If these examples can be seen as multi-media futurings, then what of an indisputably experiential project, such as Turnton by Time’s Up? A large futures installation, Turnton activates bodily experience through a literal immersion of the visitor in parts of a near-future port city, a physical environment to be explored in great detail. But it also incorporates text and scripted audio elements, and is no less experiential for that; indeed, its experientiality relies on the textual as much as the textural.

This dimensional approach shows how a single project might enrol multiple narrative modes (as plotted on our map above), with each (closely related to a particular medium) activating different scales and perspectives within the fictional future, which is thereby brought to life.

In Defence of Theory

Do we even need a theory of futuring? And if we do, what for?

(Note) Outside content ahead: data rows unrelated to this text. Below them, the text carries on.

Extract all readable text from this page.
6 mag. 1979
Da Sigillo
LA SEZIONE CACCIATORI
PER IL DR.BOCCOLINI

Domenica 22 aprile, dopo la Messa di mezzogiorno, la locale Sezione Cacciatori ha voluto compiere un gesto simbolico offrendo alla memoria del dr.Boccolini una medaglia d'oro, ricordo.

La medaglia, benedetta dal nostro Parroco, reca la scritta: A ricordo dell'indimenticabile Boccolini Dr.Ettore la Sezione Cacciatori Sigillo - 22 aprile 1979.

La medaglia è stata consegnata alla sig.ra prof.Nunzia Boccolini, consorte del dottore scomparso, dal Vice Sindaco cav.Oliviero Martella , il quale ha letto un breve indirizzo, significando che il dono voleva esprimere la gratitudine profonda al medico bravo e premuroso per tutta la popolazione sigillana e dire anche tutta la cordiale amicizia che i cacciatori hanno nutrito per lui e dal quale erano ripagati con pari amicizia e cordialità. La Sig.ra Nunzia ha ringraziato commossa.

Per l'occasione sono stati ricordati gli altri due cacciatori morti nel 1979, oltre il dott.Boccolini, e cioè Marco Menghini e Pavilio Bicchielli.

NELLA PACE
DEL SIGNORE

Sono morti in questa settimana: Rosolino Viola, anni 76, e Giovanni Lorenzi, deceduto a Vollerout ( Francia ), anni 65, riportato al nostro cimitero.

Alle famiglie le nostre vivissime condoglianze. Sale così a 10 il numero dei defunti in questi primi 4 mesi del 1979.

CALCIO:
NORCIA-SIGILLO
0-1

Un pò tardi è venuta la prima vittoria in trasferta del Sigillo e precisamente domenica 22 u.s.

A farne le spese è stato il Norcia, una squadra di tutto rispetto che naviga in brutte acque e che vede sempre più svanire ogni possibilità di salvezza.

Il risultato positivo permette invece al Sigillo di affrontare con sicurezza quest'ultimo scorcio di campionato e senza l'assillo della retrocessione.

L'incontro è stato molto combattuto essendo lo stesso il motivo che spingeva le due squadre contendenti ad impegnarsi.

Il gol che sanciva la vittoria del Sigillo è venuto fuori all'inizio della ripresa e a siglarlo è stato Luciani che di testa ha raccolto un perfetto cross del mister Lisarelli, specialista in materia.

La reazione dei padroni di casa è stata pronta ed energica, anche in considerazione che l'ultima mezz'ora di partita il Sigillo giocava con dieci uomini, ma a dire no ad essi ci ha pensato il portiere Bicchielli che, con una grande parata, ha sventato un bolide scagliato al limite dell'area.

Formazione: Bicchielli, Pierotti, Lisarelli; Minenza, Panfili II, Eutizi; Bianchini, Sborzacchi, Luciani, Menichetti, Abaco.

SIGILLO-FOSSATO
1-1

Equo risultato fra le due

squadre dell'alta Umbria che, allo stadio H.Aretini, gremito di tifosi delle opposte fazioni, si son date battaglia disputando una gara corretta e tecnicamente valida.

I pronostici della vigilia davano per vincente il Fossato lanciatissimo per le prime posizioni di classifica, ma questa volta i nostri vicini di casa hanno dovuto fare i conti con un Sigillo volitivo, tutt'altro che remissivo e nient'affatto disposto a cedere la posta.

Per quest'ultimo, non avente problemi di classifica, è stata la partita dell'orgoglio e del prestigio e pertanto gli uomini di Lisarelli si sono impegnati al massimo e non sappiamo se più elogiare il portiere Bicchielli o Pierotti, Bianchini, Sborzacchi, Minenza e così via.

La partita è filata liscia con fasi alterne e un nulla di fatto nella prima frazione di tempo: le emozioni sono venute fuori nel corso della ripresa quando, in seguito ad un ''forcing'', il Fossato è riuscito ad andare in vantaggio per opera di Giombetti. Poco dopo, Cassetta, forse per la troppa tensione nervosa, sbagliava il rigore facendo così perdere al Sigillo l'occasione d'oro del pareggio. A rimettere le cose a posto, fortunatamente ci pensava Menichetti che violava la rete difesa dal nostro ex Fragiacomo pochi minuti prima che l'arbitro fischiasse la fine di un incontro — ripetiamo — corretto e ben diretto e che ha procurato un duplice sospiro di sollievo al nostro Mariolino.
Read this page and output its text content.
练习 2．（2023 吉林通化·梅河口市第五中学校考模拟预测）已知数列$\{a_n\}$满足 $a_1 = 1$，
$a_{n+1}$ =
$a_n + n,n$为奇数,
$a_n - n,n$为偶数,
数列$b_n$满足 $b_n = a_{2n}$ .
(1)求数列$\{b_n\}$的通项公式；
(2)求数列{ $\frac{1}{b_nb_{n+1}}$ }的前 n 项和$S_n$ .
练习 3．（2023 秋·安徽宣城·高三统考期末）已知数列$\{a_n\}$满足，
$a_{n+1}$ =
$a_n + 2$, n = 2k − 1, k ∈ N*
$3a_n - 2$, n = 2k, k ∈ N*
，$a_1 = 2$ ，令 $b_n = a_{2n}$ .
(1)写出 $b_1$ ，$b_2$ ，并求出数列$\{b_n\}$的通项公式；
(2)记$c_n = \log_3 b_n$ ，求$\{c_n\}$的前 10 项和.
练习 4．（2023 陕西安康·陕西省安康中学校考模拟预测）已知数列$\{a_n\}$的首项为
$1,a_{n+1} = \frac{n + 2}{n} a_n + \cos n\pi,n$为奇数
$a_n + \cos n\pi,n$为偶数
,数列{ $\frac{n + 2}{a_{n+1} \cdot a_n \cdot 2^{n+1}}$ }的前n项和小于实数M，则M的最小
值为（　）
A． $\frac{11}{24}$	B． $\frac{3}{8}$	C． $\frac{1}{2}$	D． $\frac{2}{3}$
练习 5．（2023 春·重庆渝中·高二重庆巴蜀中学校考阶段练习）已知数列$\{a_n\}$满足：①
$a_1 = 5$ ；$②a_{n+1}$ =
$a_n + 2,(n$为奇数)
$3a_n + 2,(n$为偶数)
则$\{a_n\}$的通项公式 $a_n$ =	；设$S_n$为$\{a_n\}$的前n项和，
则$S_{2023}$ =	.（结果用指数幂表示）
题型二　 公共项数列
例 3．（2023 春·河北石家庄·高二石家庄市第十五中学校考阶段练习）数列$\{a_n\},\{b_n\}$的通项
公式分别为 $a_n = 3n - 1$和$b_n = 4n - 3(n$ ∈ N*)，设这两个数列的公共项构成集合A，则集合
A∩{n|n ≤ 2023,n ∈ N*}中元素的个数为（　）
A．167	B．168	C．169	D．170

Theory, as I see it, is descriptive rather than prescriptive: the dimensions and axes above are not meant to instruct practitioners in the “correct” or “best” way to do futuring, but rather to provide ways to compare its effects, and how those effects are achieved. It is my hope that such a framework can guide practitioners in their choices of medium and narrative strategy when developing new projects, as well as guiding the work of taxonomy and critique, the feedback loop that evolves the practice as a whole.

The heart of theory, meanwhile, is reflection and reflexivity — and the social, narrative, and experiential turns in futuring have brought reflection and reflexivity back to a space from which they’ve too long been exiled.

Theory is not a strait-jacket, but a wingsuit.